Asked about the issue on Times Radio, Ms Badenoch replied: “The distinction is actually quite important. A disabled toilet, for example, is unisex, but is private. Privacy is the key thing.

“A gender neutral toilet is one where there is actually limited privacy, and both sexes are able to use them – one where you have exposed urinals [and] cubicles with minimal privacy.

“There’s a written ministerial statement, which I released last year, which talks about it, we need privacy, unisex toilets are fine. But schools need to look at how much privacy children have when they’re using toilets. That’s the key thing.”

Head teachers 'confused'

Pressed on whether this meant unisex toilets were fine but gender neutral toilets were not, Ms Badenoch replied: “If you’re using the definition that I’m using around gender neutral, yes.”

Ms Badenoch added that “any sort of toilet” that did not provide privacy was not suitable for schools, and said it was not for her to describe “exactly” what each school’s toilets looked like.

Stressing the need for “robust guidance” on broader issues around gender, she said: “I’ve spoken to head teachers myself, including the head teacher of my own children’s schools, and they are finding the landscape very confusing, because there’s a lot of misinformation out there.”

In a separate interview, Ms Badenoch insisted it was up to teachers to tell parents if their child was transitioning or wanting to transition their gender.

'A parent has a right to know'

“I believe that a parent has a right to know,” she told LBC’s Nick Ferrari. “And what we’re going to do with the guidance is make sure that we set out what the law is, and help many of those schools who really are confused about what to do depending on the specific scenarios.

“But I’m very much of the view that parents should know. I have three children myself and I think I would be astonished if a school was doing things without letting me, the parent, know.”

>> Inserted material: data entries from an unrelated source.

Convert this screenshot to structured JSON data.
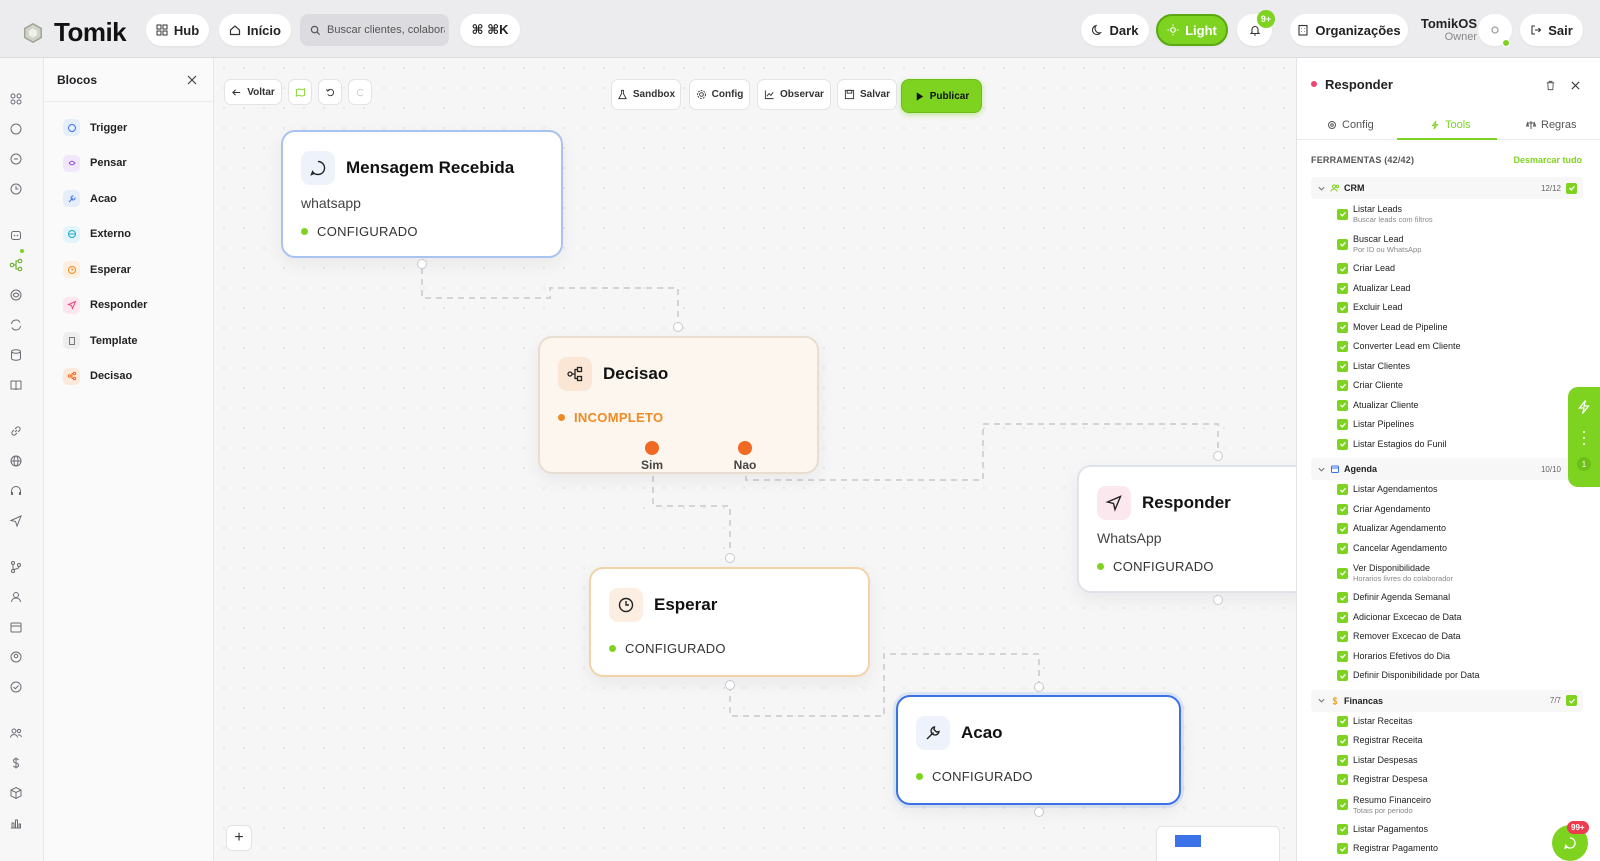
{
  "app": {
    "name": "Tomik"
  },
  "topbar": {
    "hub_label": "Hub",
    "inicio_label": "Início",
    "search_placeholder": "Buscar clientes, colaboradores",
    "shortcut_label": "⌘ ⌘K",
    "dark_label": "Dark",
    "light_label": "Light",
    "notif_count": "9+",
    "org_label": "Organizações",
    "user_name": "TomikOS",
    "user_role": "Owner",
    "logout_label": "Sair"
  },
  "blocks_panel": {
    "title": "Blocos",
    "items": [
      {
        "label": "Trigger",
        "icon": "message-icon",
        "color": "#3b72e8"
      },
      {
        "label": "Pensar",
        "icon": "brain-icon",
        "color": "#9b59d6"
      },
      {
        "label": "Acao",
        "icon": "wrench-icon",
        "color": "#3b72e8"
      },
      {
        "label": "Externo",
        "icon": "globe-icon",
        "color": "#1fa9c9"
      },
      {
        "label": "Esperar",
        "icon": "clock-icon",
        "color": "#f08a24"
      },
      {
        "label": "Responder",
        "icon": "send-icon",
        "color": "#ef4477"
      },
      {
        "label": "Template",
        "icon": "document-icon",
        "color": "#777777"
      },
      {
        "label": "Decisao",
        "icon": "branch-icon",
        "color": "#f06a24"
      }
    ]
  },
  "canvas_toolbar": {
    "back_label": "Voltar",
    "sandbox_label": "Sandbox",
    "config_label": "Config",
    "observe_label": "Observar",
    "save_label": "Salvar",
    "publish_label": "Publicar"
  },
  "nodes": {
    "mensagem": {
      "title": "Mensagem Recebida",
      "sub": "whatsapp",
      "status": "CONFIGURADO"
    },
    "decisao": {
      "title": "Decisao",
      "status": "INCOMPLETO",
      "out_yes": "Sim",
      "out_no": "Nao"
    },
    "responder": {
      "title": "Responder",
      "sub": "WhatsApp",
      "status": "CONFIGURADO"
    },
    "esperar": {
      "title": "Esperar",
      "status": "CONFIGURADO"
    },
    "acao": {
      "title": "Acao",
      "status": "CONFIGURADO"
    }
  },
  "zoom_label": "+",
  "right_panel": {
    "title": "Responder",
    "tabs": [
      "Config",
      "Tools",
      "Regras"
    ],
    "active_tab": "Tools",
    "tools_header": "FERRAMENTAS (42/42)",
    "deselect_label": "Desmarcar tudo",
    "groups": [
      {
        "name": "CRM",
        "count": "12/12",
        "tools": [
          {
            "name": "Listar Leads",
            "desc": "Buscar leads com filtros"
          },
          {
            "name": "Buscar Lead",
            "desc": "Por ID ou WhatsApp"
          },
          {
            "name": "Criar Lead",
            "desc": ""
          },
          {
            "name": "Atualizar Lead",
            "desc": ""
          },
          {
            "name": "Excluir Lead",
            "desc": ""
          },
          {
            "name": "Mover Lead de Pipeline",
            "desc": ""
          },
          {
            "name": "Converter Lead em Cliente",
            "desc": ""
          },
          {
            "name": "Listar Clientes",
            "desc": ""
          },
          {
            "name": "Criar Cliente",
            "desc": ""
          },
          {
            "name": "Atualizar Cliente",
            "desc": ""
          },
          {
            "name": "Listar Pipelines",
            "desc": ""
          },
          {
            "name": "Listar Estagios do Funil",
            "desc": ""
          }
        ]
      },
      {
        "name": "Agenda",
        "count": "10/10",
        "tools": [
          {
            "name": "Listar Agendamentos",
            "desc": ""
          },
          {
            "name": "Criar Agendamento",
            "desc": ""
          },
          {
            "name": "Atualizar Agendamento",
            "desc": ""
          },
          {
            "name": "Cancelar Agendamento",
            "desc": ""
          },
          {
            "name": "Ver Disponibilidade",
            "desc": "Horarios livres do colaborador"
          },
          {
            "name": "Definir Agenda Semanal",
            "desc": ""
          },
          {
            "name": "Adicionar Excecao de Data",
            "desc": ""
          },
          {
            "name": "Remover Excecao de Data",
            "desc": ""
          },
          {
            "name": "Horarios Efetivos do Dia",
            "desc": ""
          },
          {
            "name": "Definir Disponibilidade por Data",
            "desc": ""
          }
        ]
      },
      {
        "name": "Financas",
        "count": "7/7",
        "tools": [
          {
            "name": "Listar Receitas",
            "desc": ""
          },
          {
            "name": "Registrar Receita",
            "desc": ""
          },
          {
            "name": "Listar Despesas",
            "desc": ""
          },
          {
            "name": "Registrar Despesa",
            "desc": ""
          },
          {
            "name": "Resumo Financeiro",
            "desc": "Totais por periodo"
          },
          {
            "name": "Listar Pagamentos",
            "desc": ""
          },
          {
            "name": "Registrar Pagamento",
            "desc": ""
          }
        ]
      }
    ]
  },
  "side_flag_count": "1",
  "chat_badge": "99+",
  "colors": {
    "accent": "#7ed321",
    "warning": "#f08a24",
    "danger": "#ef3b4f",
    "selected": "#3b72e8"
  }
}
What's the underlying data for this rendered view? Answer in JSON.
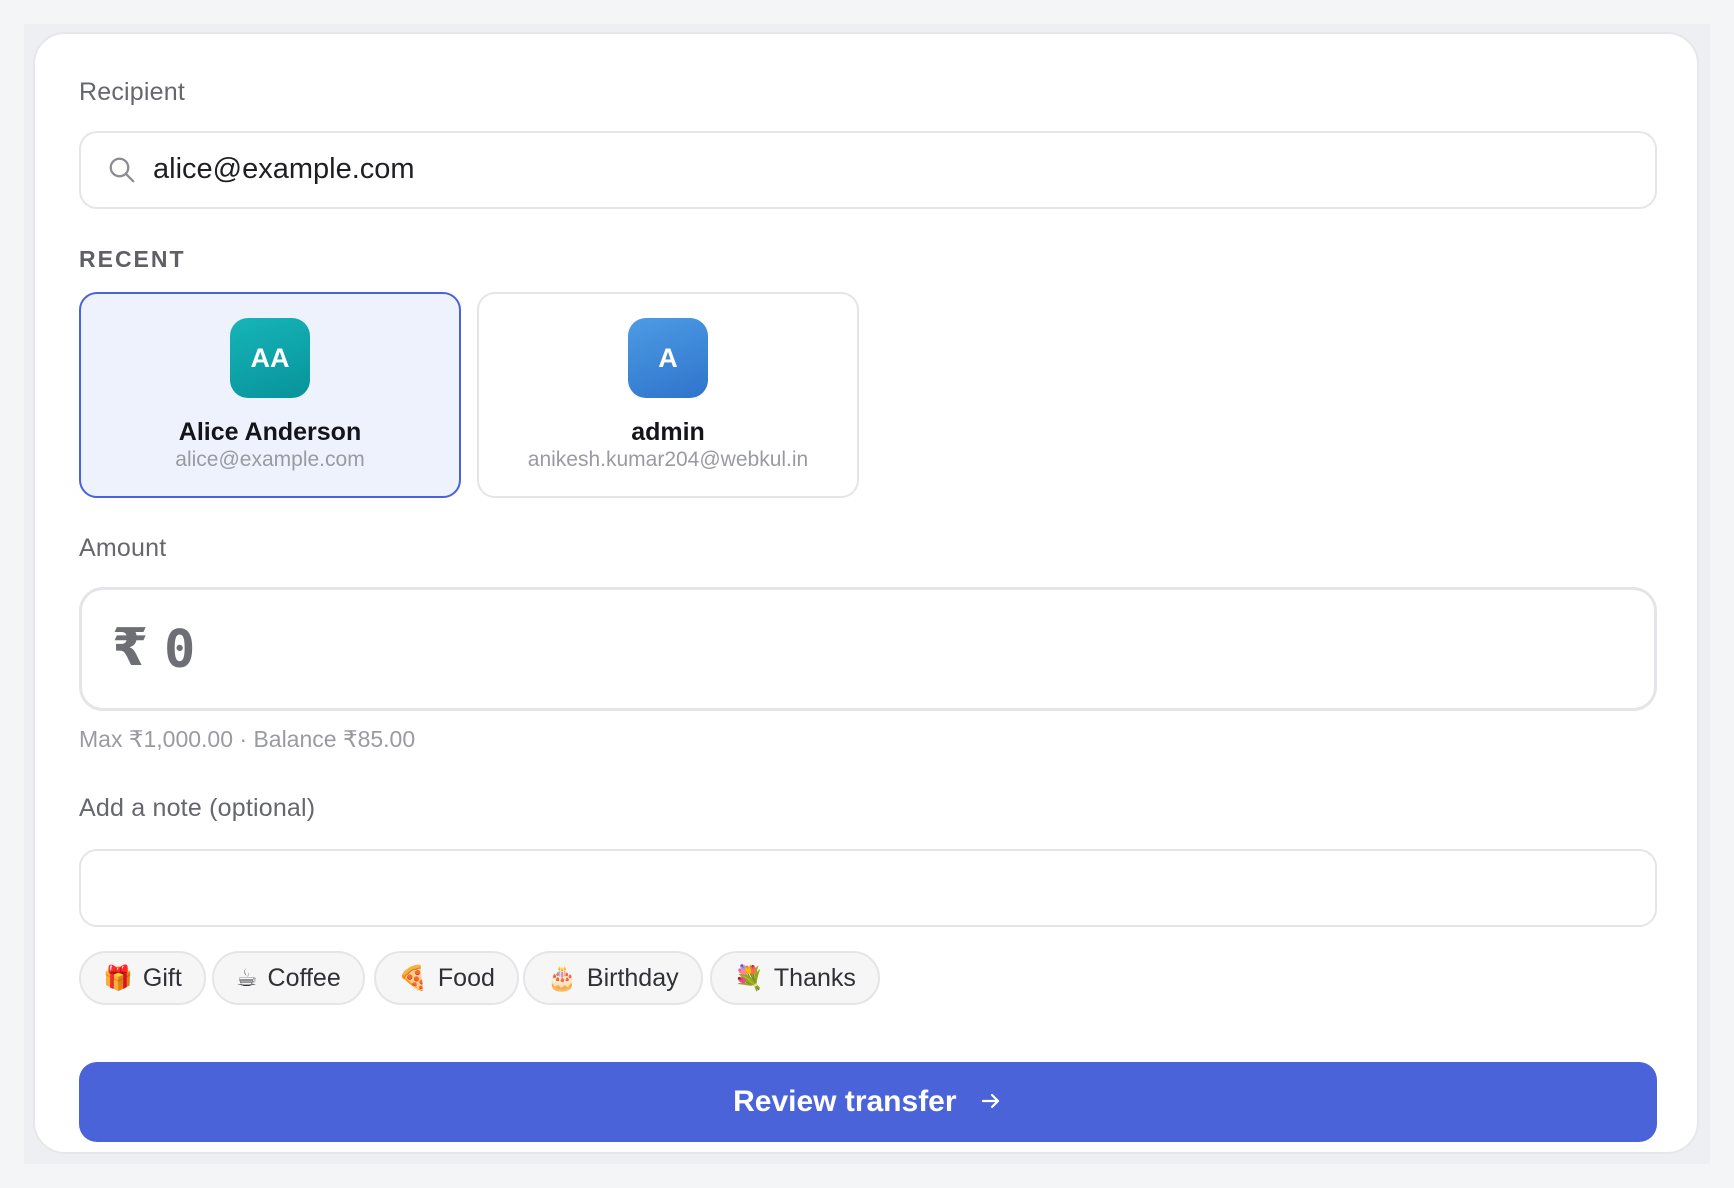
{
  "recipient": {
    "label": "Recipient",
    "search_value": "alice@example.com",
    "search_icon": "search-icon"
  },
  "recent": {
    "caption": "RECENT",
    "contacts": [
      {
        "initials": "AA",
        "name": "Alice Anderson",
        "email": "alice@example.com",
        "avatar_color": "#0ea5a8",
        "selected": true
      },
      {
        "initials": "A",
        "name": "admin",
        "email": "anikesh.kumar204@webkul.in",
        "avatar_color": "#3b86d8",
        "selected": false
      }
    ]
  },
  "amount": {
    "label": "Amount",
    "currency_symbol": "₹",
    "value": "0",
    "helper": "Max ₹1,000.00 · Balance ₹85.00"
  },
  "note": {
    "label": "Add a note (optional)",
    "value": ""
  },
  "quick_notes": [
    {
      "emoji": "🎁",
      "label": "Gift"
    },
    {
      "emoji": "☕",
      "label": "Coffee"
    },
    {
      "emoji": "🍕",
      "label": "Food"
    },
    {
      "emoji": "🎂",
      "label": "Birthday"
    },
    {
      "emoji": "💐",
      "label": "Thanks"
    }
  ],
  "primary_action": {
    "label": "Review transfer",
    "icon": "arrow-right-icon",
    "color": "#4a63d8"
  },
  "colors": {
    "accent": "#4a63d8",
    "selected_card_bg": "#edf2fd"
  }
}
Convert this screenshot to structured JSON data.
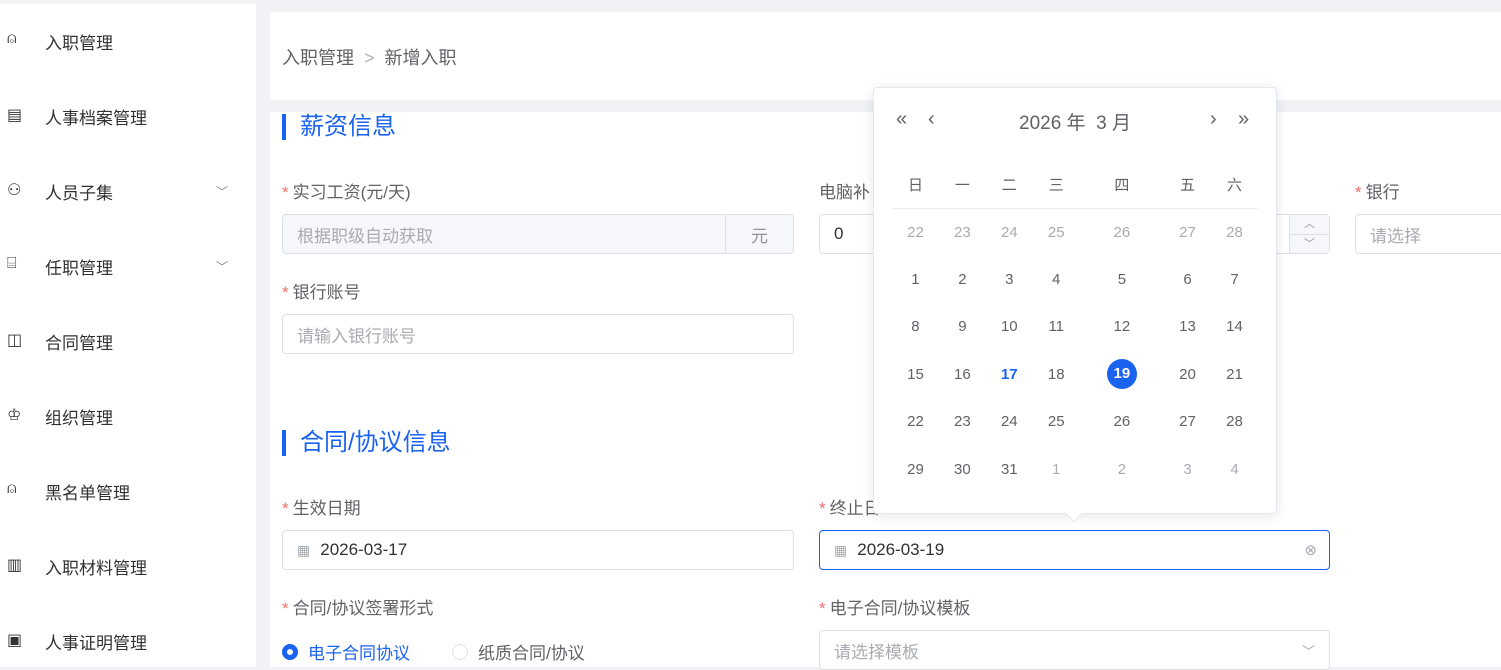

It comes as the Prime Minister has ordered an independent review of sex education amid growing frustration with Gillian Keegan, the Education Secretary.

MPs and peers urged Mr Sunak to take oversight of the report out of Ms Keegan’s hands amid concerns over her “soft” approach to transgender issues.

Earlier this year, she suggested 16-year-olds were old enough to change their gender despite the Government blocking a controversial Scottish Bill which would allow people to self-identify at that age.